I don't know if Valve was waiting for the next technical wow factor, I doubt there's anything in entertainment technology that could surprise us, or any other audience of any other medium, not like HL2's physics and lighting did, not even home holographic technology nor sexbots.
The only thing that can still surprise is a good story, and that early draft of Epistle 3 sounded fantastic, they should've released it if HL3 was up in the air anyway, even after episode 3, but I don't have any info to make any sort of judgment on Valve's reasoning, nor does anyone else, this isn't a Kojima situation where we have enough info to make a call, there are barely any scraps of random data to go by.
As is, there's no reason to believe they won't release any more HL in the future, since apparently last scrap of evidence that they've been developing for HL related stuff was 2014, they may very well still be at it, and evidence for L4D3 and portal as late as 2016 IIRC.
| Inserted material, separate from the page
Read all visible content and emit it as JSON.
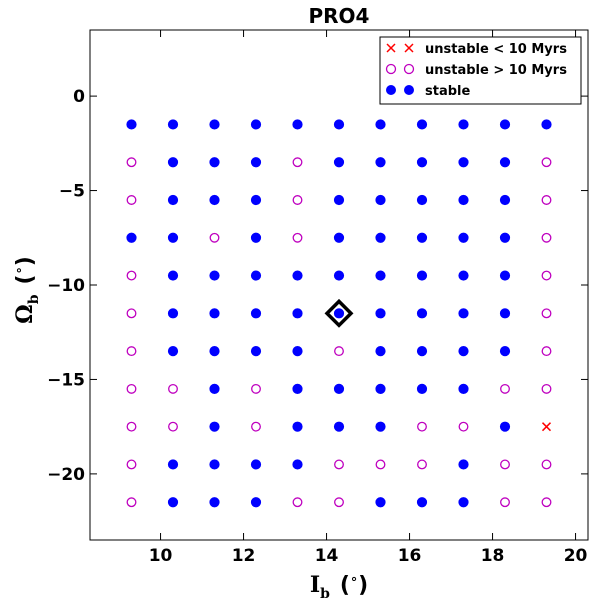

I haven't played every single game since HL2 came out, but I highly, *highly* doubt there's a single game out there that has surpassed its story, the concepts in HL and HL2 are too well understood, too well executed and the implications and magnitude too far reaching without being gratuitous in the slightest, such execution is only found in raw sci-fi novels, the story of HL2 is nothing short of a 2001: A Space Odyssey in videogame form, many games have derived from it, but I haven't seen one that has come close.
If Death Stranding is anything like I imagine it to be, then maybe that one has a chance, but I think it's more likely that it will be what Interstellar is to 2001.